Tuesday, September 05, 2006

Kids: don't reach too high!

Maybe Bruce Bennet is on to something. Today's Washing Post is reporting on a study by a sociologist from Florida State University which shows that highschool students' aspirations are exceeding their abilities.

Researchers at Florida State University (FSU) studied teens' educational and occupational plans between 1976 and 2000 and found a widening gap between what teens believe they will do after graduation and their actual achievements...

The percentage of high school graduates between age 25 and 30 who eventually earn advanced degrees has remained fairly steady since the 1970s. But the gap between those who expected and earned such degrees nearly doubled over the years. In 1976 there was a gap of 22 percentage points between expectations and reality. By 2000 the difference was 41 percentage points.

In every survey, Reynolds said, seniors' ambitions for advanced degrees and professional-level occupations have risen over time. And they have risen more rapidly than students' actual achievements...

Reynolds speculated that these unrealistic plans can lead to anxiety, stress and depression. In addition, he theorized, setting expectations too high may result in a misuse of human potential and economic resources. [emphasis mine.]

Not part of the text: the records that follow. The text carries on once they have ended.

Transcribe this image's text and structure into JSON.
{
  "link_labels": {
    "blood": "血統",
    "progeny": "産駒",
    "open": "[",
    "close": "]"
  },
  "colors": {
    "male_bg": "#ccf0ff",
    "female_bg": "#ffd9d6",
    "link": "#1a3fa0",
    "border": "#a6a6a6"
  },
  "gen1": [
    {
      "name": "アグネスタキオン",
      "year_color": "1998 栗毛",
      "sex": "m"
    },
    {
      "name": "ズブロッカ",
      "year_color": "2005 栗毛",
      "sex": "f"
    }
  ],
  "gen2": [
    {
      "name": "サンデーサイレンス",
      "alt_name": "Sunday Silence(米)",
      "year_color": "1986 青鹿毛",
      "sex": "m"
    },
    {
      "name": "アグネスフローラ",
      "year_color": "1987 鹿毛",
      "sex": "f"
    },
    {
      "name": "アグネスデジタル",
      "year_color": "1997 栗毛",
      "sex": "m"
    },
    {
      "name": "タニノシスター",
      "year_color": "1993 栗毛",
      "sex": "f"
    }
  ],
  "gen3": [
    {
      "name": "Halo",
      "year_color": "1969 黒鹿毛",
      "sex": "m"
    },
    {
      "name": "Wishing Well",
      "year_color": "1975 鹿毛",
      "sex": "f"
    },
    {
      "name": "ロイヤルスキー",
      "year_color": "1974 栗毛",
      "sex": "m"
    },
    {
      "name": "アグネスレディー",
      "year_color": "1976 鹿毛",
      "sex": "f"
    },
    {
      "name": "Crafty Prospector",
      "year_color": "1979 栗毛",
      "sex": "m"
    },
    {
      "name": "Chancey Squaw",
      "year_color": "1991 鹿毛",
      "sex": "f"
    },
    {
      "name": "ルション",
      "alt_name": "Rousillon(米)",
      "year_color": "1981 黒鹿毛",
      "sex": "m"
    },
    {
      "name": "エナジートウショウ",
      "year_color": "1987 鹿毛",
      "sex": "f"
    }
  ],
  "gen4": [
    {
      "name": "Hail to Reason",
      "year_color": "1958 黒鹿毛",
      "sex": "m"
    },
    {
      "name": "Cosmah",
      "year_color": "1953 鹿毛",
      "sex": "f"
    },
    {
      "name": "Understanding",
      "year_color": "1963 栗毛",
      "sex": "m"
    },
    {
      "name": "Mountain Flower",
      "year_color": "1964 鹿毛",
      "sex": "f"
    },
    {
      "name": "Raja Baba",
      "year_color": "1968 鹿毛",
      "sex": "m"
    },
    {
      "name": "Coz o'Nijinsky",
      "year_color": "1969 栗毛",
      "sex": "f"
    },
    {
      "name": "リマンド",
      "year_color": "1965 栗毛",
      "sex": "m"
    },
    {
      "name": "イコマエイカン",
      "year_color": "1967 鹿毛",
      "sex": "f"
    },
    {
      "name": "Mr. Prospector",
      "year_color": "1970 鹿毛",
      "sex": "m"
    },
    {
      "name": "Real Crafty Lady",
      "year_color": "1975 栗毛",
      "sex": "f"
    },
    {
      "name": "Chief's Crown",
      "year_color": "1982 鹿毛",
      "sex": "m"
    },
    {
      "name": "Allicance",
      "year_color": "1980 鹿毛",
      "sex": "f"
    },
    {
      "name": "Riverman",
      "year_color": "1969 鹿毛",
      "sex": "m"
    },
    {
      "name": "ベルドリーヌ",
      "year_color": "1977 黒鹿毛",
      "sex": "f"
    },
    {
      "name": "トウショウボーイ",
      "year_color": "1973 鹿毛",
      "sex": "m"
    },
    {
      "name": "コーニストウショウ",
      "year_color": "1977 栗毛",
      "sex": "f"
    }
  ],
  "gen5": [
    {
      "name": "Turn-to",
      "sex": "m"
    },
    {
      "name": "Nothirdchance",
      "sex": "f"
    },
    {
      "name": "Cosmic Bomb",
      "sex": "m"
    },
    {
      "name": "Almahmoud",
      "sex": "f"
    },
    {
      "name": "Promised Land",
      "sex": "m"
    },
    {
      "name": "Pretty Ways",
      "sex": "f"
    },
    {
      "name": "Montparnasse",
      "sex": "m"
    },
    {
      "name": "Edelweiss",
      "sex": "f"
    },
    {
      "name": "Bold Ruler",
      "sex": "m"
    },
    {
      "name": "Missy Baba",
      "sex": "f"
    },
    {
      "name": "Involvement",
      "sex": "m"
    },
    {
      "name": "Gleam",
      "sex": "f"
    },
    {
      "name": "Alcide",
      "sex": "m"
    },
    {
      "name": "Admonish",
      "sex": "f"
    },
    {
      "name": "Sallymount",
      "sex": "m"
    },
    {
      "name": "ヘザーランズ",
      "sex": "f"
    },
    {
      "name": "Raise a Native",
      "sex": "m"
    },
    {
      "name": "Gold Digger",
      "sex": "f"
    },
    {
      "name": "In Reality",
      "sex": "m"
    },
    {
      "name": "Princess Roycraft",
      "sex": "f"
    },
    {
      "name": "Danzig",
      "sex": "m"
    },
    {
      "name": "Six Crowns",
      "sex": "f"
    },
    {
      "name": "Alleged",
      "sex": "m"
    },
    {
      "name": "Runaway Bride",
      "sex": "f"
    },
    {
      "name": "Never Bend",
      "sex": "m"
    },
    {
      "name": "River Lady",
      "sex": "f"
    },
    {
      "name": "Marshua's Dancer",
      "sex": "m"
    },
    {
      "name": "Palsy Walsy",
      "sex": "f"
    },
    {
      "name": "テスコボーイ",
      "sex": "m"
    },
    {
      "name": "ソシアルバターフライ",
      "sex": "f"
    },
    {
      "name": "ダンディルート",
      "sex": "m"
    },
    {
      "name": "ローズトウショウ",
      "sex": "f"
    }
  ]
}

I've been there. It's true.
[Um, oh yeah] Gotta love the frog-march of usual suspects: TV, guidance counselors, and parents. Also the cheap nostalgia of the Baby Boomers ("WE used to experiment").


Anonymous said...

The "misuse" claim is a difficult one, eh? One of the big differences between graduate education in the U.S. and in Europe is the notion of a class (or, cohort, if you use that word) of doctoral students. In Europe, the admission of PhD students is often ad hoc, one-at-a-time, with a very unpleasant effect on their education. But, so few are admitted, that their prospects for a job in academia are perhaps greater. With the US model, part of the role of the graduate program is to push research (by faculty and students) forward more agressively. The students are important collaborative researchers in that situation, and maybe that isn't misuse. I don't know. But, I guess what you're saying is that getting a degree and not getting a job in the field feels like misuse? Eller hur?

liberal elite said...

I wasn't really agreeing with the emphasized text. What the article is saying is that if someone starts down a career path and finds out after a few years invested that they are unsuited for it, then they've wasted those resources. That seems wrong to me.

It's true, I've been there. Grad schools in the US are putting out more PhDs than the market needs. But I don't think the answer is to limit who gets in and who doesn't.

I wouldn't trade my grad school experience for anything. The post-grad school job search sucked the big one, but the problem seems to me that the system (and me) simply didn't really prepare me for the reality. If grad schools and grad students would be more open about the end-game, maybe people wouldn't have to go through the depression and anxiety associated with leaving academia.